Cómo registrar operaciones contables habituales
Registrando la actividad diaria: El principio de devengo
Para que tu contabilidad sea la "fuente de verdad" de tu empresa, no basta con acumular documentos. Cada operación debe registrarse siguiendo el principio de devengo, un concepto fundamental que separa el hecho económico (la operación comercial) del flujo de dinero (cobro o pago).
Principio de Devengo: Los ingresos y gastos deben registrarse cuando ocurren —cuando nace el compromiso o se genera el derecho—, independientemente de cuándo se produzca el movimiento de efectivo en tu cuenta bancaria.
La clave del registro contable
En el día a día de una Sociedad Limitada, registramos las operaciones mediante asientos. Gracias a la mecánica de la partida doble (que ya dominas), cada operación afecta a al menos dos cuentas: cargamos (debe) unas y abonamos (haber) otras. Esta estructura garantiza que nuestra contabilidad siempre esté equilibrada.
Ejemplos prácticos: Devengo vs. Tesorería
Entender la diferencia entre la operación y el movimiento bancario es vital para que no leas mal la salud de tu empresa.
| Operación | Momento de registro (Devengo) | Momento del flujo (Tesorería) |
|---|---|---|
| Venta de servicios (1.000€) | Cuando emites la factura | Cuando el cliente te paga |
| Compra a proveedor (500€) | Cuando recibes tu factura | Cuando realizas la transferencia |
Clave de oro para el administrador:
Puedes tener beneficios contables (muchas ventas facturadas) y, al mismo tiempo, falta de liquidez (los clientes aún no han pagado). Separar estos conceptos te permite tomar decisiones basadas en la realidad, no solo en el saldo del banco.
Errores y confusiones habituales
- Registrar por "caja" en lugar de por devengo: Es el error más grave. Si crees que "no has gastado" porque el dinero sigue en el banco, aunque ya tengas la factura del proveedor, tu contabilidad no refleja la realidad de tus deudas.
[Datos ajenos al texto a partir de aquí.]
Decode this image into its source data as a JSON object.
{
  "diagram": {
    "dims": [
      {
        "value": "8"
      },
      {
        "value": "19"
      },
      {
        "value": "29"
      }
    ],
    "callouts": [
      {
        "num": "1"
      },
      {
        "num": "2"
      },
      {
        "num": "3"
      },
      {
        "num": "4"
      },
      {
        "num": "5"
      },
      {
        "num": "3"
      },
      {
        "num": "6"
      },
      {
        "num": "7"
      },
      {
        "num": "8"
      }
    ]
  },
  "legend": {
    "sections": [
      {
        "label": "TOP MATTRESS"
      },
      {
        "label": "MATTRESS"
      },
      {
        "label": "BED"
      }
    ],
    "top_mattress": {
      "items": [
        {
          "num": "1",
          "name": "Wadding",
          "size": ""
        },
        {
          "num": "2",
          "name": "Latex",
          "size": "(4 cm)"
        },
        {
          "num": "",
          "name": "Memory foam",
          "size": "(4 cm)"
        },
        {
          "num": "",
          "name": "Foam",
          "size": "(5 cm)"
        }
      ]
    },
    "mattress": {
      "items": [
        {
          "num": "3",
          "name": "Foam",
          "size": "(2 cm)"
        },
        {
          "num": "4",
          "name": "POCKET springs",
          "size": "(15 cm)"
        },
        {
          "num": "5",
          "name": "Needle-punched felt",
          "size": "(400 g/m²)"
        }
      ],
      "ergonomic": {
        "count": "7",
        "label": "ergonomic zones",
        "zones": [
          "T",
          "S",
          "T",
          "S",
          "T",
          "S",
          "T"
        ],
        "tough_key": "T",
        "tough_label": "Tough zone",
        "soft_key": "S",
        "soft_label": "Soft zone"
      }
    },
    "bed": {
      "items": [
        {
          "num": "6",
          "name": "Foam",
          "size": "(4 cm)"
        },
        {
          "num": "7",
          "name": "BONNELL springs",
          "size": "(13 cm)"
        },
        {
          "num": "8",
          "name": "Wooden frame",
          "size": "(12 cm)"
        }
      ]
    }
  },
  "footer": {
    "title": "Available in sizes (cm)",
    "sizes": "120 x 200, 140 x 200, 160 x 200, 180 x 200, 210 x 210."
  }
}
- Mezclar gastos personales: Incluir gastos ajenos a la actividad contamina tu margen real y crea problemas en la base imponible del Impuesto sobre Sociedades.
- Olvidar los ajustes de cierre: La contabilidad no son solo facturas. Al cierre del periodo, debes verificar aspectos como amortizaciones o deterioros, que son obligatorios para reflejar la imagen fiel.
Resumen de ideas clave
- Registra siempre en el momento en que ocurre la operación, no cuando el dinero cambia de manos.
- El cobro de una factura y su registro contable son dos realidades distintas: no los confundas al analizar la liquidez.
- Una contabilidad ordenada te protege ante discrepancias fiscales y te ayuda a supervisar mejor la labor de tu asesoría.